Adaptive Sampling for Surrogate Modelling with Artificial Neural Network and its Application in an Industrial Cracking Furnace

Abstract

In surrogate modelling, a simple functional approximation of a complex system model is always constructed to reduce the computational expense, and the selection of a suitable surrogate model and a sampling method are key to obtaining a surrogate model for a complex system. To construct an appropriate surrogate model, three methods of adaptive surrogate modelling that use artificial neural networks (ANN) are developed by incorporating a new mechanism for automatically determining the number of hidden nodes and/or a new prediction error‐based mixed adaptive sampling method.

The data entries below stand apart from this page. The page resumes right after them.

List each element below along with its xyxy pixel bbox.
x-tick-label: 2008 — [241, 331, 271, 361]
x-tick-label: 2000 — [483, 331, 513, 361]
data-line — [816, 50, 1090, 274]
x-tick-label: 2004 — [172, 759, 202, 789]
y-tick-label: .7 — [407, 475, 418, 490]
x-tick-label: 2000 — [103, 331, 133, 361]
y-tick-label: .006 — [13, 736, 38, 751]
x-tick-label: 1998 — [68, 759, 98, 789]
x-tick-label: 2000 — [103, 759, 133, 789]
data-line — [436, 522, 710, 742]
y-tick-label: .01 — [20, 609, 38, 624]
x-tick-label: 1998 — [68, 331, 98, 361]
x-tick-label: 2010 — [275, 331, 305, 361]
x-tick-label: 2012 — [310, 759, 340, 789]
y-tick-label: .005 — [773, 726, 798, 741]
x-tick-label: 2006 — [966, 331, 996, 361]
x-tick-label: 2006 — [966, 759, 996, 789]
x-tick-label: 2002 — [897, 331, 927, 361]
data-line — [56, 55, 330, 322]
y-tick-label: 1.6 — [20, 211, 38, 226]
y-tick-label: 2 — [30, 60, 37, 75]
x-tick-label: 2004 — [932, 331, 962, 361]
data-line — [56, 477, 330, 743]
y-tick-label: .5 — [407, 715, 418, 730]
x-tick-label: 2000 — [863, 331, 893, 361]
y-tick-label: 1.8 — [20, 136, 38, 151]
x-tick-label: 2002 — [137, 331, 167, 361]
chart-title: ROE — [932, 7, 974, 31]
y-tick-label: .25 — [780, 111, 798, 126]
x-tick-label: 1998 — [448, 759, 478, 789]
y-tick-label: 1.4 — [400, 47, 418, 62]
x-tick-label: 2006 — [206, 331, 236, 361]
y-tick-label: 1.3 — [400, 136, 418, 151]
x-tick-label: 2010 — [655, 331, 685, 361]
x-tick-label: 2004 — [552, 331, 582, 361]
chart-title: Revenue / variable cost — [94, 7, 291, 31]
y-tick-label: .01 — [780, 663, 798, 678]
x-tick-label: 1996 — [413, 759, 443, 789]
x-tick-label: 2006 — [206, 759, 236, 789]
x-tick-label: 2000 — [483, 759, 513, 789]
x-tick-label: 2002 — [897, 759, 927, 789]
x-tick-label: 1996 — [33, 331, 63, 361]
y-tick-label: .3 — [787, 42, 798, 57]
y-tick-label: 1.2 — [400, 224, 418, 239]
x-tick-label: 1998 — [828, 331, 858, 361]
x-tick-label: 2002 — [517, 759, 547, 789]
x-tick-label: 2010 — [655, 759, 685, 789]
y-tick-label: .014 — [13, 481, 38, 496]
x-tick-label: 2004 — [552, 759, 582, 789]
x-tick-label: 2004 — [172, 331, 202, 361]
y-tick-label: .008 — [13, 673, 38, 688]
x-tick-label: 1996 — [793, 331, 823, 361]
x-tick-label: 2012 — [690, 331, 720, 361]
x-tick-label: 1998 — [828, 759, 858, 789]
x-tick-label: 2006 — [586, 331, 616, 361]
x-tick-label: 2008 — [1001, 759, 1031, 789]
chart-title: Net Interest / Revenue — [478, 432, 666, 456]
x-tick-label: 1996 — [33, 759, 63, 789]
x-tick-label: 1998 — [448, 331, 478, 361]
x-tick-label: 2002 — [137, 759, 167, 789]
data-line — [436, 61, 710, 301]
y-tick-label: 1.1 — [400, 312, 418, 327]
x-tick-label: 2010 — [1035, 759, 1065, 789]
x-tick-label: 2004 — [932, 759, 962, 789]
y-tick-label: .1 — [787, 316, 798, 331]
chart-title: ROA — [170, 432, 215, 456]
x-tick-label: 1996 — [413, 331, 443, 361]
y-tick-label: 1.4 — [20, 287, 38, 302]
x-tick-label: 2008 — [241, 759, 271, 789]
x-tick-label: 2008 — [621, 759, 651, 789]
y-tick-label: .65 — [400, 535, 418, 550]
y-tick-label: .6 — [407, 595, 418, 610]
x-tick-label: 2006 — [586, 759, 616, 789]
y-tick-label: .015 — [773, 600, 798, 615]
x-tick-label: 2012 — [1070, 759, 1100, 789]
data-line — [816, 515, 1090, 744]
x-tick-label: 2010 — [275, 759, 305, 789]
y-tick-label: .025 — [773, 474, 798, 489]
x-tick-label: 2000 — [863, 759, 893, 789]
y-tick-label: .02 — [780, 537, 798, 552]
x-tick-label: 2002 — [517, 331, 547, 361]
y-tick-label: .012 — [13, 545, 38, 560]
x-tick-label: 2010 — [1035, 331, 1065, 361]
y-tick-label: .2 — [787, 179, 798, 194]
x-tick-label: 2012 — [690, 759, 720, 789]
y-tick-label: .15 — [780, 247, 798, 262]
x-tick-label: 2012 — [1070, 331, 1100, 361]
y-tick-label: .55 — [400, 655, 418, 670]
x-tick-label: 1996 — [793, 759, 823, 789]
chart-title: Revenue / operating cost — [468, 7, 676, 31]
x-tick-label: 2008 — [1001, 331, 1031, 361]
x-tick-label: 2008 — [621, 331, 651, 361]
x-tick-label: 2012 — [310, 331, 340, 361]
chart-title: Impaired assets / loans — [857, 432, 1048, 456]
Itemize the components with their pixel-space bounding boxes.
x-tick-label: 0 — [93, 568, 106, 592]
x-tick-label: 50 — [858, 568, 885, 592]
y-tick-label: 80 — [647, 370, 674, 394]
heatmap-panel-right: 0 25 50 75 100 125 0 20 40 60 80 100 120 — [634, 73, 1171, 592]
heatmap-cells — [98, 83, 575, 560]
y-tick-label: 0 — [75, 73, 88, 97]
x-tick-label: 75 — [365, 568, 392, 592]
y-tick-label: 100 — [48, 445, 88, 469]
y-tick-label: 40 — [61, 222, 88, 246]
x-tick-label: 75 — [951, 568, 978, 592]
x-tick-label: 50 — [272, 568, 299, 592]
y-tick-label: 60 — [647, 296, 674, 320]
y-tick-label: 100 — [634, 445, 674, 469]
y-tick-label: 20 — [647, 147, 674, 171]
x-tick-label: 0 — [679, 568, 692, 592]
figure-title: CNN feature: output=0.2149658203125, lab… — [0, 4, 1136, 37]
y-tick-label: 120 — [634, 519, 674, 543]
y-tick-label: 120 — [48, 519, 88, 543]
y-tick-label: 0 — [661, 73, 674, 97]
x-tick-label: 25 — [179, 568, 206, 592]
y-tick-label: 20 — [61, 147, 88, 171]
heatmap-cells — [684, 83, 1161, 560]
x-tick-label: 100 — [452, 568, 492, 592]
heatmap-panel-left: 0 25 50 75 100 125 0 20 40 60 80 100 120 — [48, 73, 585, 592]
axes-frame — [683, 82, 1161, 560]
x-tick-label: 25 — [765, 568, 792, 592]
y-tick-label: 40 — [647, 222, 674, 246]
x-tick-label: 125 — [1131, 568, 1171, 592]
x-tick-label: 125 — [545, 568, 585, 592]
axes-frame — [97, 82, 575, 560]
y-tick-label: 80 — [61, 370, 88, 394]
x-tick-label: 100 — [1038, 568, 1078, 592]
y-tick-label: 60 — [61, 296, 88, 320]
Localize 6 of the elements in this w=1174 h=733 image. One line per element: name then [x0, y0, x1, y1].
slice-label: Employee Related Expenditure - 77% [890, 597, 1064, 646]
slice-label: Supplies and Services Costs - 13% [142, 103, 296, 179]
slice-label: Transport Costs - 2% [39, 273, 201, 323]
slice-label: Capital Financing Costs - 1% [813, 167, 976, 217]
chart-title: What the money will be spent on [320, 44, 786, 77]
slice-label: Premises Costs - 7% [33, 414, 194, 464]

In the automatic determination, the number of hidden nodes can adaptively change according to the effective rate of parameters in the ANN during the adaptive surrogate modelling process. As a result, an improper number of hidden nodes determined by the empirical method can be avoided. The prediction error‐based mixed adaptive sampling method is capable of finding the strong nonlinear behaviour of the underlying system, which is easily missed by the traditional prediction variance‐based sampling method. The three methods and the previous method for adaptive surrogate modelling that use ANN are tested and compared in terms of replicating the behaviours of three types of challenge functions to determine the efficacy of the developed methods. Furthermore, these methods are used in an engineering problem of surrogate modelling for a cracking reaction simulator to validate the efficacy of the developed methods.